David Lehman: ‘Enjoy being a poet. Take pleasure in the act of writing.’

By Maryann Yin 

LehmanHappy National Poetry Month! All throughout April, we will interview poets about working in this digital age. Recently, we spoke with author David Lehman.

Lehman (pictured, via) has published several volumes of poetry including his most recent book, New and Selected Poems. He initiated The Best American Poetry series in 1988 and has continued to serve as the series editor. Check out the highlights from our interview below…

Q: How did you publish your first book of poetry?
A: It happened in early 1985. I had turned thirty-six the previous June and, like so many others before and since, had just about given up on the hope of ever having a book of my poems published by any but a small press. There was a rumor that the redoubtable and sage John Hollander was heading the Princeton poetry program. Princeton’s formidable list included books by Robert Pinsky and Jorie Graham. I sent in my manuscript and got an acceptance letter with editing suggestions. The judge was unnamed but was in fact later confirmed to be Hollander.
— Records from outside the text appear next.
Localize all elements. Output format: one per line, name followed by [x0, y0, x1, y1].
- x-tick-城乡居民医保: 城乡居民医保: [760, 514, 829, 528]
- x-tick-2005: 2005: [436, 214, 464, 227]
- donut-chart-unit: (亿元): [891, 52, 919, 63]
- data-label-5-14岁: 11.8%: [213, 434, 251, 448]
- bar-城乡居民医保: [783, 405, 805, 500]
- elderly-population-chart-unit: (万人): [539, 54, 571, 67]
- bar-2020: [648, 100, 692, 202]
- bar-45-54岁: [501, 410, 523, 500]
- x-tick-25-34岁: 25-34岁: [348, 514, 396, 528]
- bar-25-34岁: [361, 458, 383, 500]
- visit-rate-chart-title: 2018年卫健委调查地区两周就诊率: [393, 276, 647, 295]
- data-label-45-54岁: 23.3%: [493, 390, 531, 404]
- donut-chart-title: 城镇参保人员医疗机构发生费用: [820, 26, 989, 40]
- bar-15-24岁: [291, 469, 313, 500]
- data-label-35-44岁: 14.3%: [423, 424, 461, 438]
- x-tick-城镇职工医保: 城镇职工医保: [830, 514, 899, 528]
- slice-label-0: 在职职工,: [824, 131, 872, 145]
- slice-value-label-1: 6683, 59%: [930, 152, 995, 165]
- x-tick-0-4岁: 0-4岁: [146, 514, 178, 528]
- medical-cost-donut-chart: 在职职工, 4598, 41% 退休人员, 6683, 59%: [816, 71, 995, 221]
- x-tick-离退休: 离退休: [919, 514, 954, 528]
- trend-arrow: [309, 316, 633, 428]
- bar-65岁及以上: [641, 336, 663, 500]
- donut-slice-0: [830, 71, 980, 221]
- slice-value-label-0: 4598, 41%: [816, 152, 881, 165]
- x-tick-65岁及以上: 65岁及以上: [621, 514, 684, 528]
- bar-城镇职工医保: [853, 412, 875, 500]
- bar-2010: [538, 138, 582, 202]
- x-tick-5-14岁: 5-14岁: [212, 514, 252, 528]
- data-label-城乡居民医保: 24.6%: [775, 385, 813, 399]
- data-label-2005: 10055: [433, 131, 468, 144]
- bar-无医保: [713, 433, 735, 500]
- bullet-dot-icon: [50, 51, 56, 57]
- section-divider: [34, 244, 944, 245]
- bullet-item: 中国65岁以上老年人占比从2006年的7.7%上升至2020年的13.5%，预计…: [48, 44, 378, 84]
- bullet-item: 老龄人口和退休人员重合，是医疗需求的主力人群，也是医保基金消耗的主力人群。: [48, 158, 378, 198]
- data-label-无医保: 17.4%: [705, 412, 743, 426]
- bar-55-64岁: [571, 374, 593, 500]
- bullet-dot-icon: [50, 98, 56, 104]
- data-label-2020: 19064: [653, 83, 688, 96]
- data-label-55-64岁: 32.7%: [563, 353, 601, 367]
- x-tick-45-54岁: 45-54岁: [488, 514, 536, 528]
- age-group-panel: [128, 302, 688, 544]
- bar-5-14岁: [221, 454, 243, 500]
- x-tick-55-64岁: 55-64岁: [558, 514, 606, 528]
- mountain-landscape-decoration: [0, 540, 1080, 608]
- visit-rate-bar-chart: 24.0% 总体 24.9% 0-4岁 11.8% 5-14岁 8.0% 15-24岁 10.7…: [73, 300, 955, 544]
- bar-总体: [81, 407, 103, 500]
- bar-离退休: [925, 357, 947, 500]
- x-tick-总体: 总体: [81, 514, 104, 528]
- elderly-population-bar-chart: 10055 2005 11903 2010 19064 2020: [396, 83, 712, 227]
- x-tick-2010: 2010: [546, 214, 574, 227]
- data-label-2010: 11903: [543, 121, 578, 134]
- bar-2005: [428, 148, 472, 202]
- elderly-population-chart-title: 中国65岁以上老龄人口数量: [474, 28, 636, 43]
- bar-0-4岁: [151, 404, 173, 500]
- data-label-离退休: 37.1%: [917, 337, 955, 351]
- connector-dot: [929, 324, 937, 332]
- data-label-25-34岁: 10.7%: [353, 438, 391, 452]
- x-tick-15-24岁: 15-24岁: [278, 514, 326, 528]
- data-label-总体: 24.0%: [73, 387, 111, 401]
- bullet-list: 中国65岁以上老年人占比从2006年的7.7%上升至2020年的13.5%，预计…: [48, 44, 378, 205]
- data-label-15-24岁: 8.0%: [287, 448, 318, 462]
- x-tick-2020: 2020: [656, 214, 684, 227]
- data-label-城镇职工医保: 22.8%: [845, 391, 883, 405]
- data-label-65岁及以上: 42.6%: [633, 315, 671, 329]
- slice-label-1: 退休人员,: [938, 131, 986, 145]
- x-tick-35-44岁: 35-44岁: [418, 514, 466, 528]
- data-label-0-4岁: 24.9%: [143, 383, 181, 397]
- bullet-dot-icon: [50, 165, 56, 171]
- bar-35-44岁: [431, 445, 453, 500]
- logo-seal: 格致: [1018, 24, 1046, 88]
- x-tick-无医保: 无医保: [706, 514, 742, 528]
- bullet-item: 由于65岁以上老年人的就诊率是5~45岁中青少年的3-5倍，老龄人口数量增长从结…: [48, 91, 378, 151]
Q: Has the internet changed the way you interact with readers?
A: Yes, the Internet multiplies the number of ways you can interact with other people. The pressure is mostly in the direction of relaxing formality. This has certain obvious benefits though at the same time it sets in motion things that one wants sometimes to resist. How is that for a sentence that is not only vague but nouvelle vague?

Q: Any tips for reading poetry out loud?
A: Read slowly. Make eye contact with someone in the audience. Make sure the people in the back can hear you. Practice (or rehearse). Keep to the time limit. Respect your audience. Do not put yourself down or act as if you have no business standing there.
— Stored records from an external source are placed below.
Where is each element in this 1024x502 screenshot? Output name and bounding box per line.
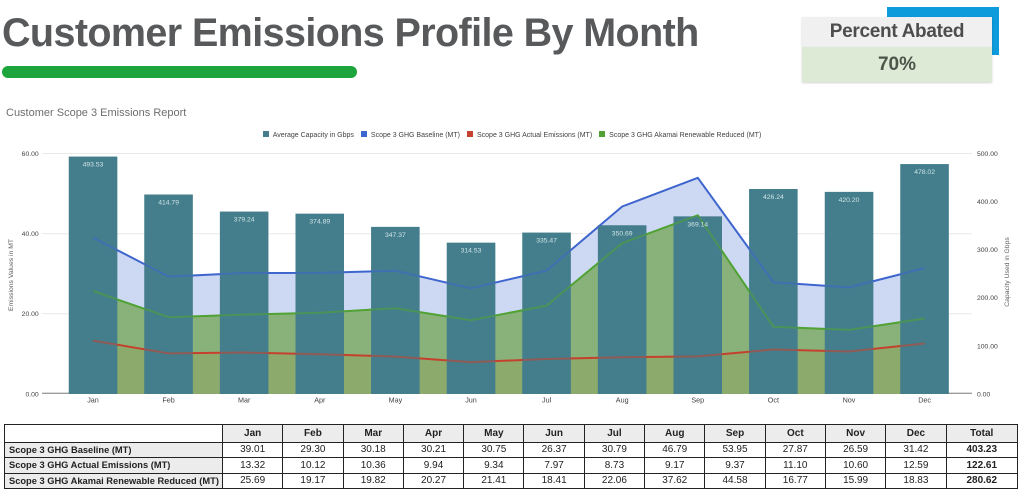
svg-text:400.00: 400.00 bbox=[977, 199, 998, 206]
svg-text:478.02: 478.02 bbox=[914, 169, 935, 176]
svg-text:Jan: Jan bbox=[87, 396, 99, 405]
svg-text:335.47: 335.47 bbox=[536, 238, 557, 245]
svg-text:Feb: Feb bbox=[162, 396, 174, 405]
svg-text:60.00: 60.00 bbox=[22, 151, 39, 158]
svg-text:Apr: Apr bbox=[314, 396, 326, 405]
svg-text:369.14: 369.14 bbox=[687, 221, 708, 228]
svg-text:100.00: 100.00 bbox=[977, 343, 998, 350]
svg-text:Jul: Jul bbox=[542, 396, 552, 405]
svg-text:426.24: 426.24 bbox=[763, 194, 784, 201]
svg-text:347.37: 347.37 bbox=[385, 232, 406, 239]
svg-text:20.00: 20.00 bbox=[22, 311, 39, 318]
svg-text:Dec: Dec bbox=[918, 396, 931, 405]
svg-text:500.00: 500.00 bbox=[977, 151, 998, 158]
svg-text:493.53: 493.53 bbox=[83, 162, 104, 169]
svg-text:Mar: Mar bbox=[238, 396, 251, 405]
svg-text:374.89: 374.89 bbox=[309, 219, 330, 226]
svg-text:May: May bbox=[389, 396, 403, 405]
svg-text:200.00: 200.00 bbox=[977, 295, 998, 302]
svg-text:Emissions Values in MT: Emissions Values in MT bbox=[8, 239, 15, 311]
svg-text:Aug: Aug bbox=[616, 396, 629, 405]
svg-text:Oct: Oct bbox=[768, 396, 779, 405]
svg-text:Nov: Nov bbox=[843, 396, 856, 405]
svg-text:350.69: 350.69 bbox=[612, 230, 633, 237]
svg-text:0.00: 0.00 bbox=[25, 391, 38, 398]
svg-text:379.24: 379.24 bbox=[234, 217, 255, 224]
svg-text:0.00: 0.00 bbox=[977, 391, 990, 398]
svg-text:414.79: 414.79 bbox=[158, 200, 179, 207]
svg-text:40.00: 40.00 bbox=[22, 231, 39, 238]
svg-text:Sep: Sep bbox=[691, 396, 704, 405]
svg-text:Capacity Used in Gbps: Capacity Used in Gbps bbox=[1004, 237, 1011, 307]
svg-text:420.20: 420.20 bbox=[839, 197, 860, 204]
svg-text:Jun: Jun bbox=[465, 396, 477, 405]
svg-text:314.53: 314.53 bbox=[461, 248, 482, 255]
svg-text:300.00: 300.00 bbox=[977, 247, 998, 254]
Q: What advice can you share for aspiring poets?
A: Work at it. Write daily. Carry a notebook around with you and jot down interesting phrases, titles, similes, whatever catches your attention. Enjoy being a poet. Take pleasure in the act of writing. Think of it as a great secret that you might elect someday to share with the world.

Q: What’s next for you?
A: I have been translating the prose poems of Charles Baudelaire. Though his “Spleen de Paris” is widely accepted as the most significant volume in the history of the prose poem, it has never been satisfactorily translated, in my opinion. I have done about twelve of Baudelaire’s prose poems so far. My momentum is strong as I just received a prize from the Virginia Quarterly Review for my translation of Guillaume Apollinaire’s great poem “Zone.” I am also working on a new book of poems called Poems in the Manner of. Some of the poems will be extensions of the title — poems in the manner of such poets as Neruda, Rilke, Auden, Cavafy, Dorothy Parker, Mayakovsky, Holderlin, Robert Lowell, Marianne Moore, William Carlos Williams, Charles Bukowski, Catullus. Also poems in the style of whole decades (the 1960s, the 1990s) or other entities. The book’s centerpiece will be a thirty-sonnet sequence surrounded by an assortment of other new poems.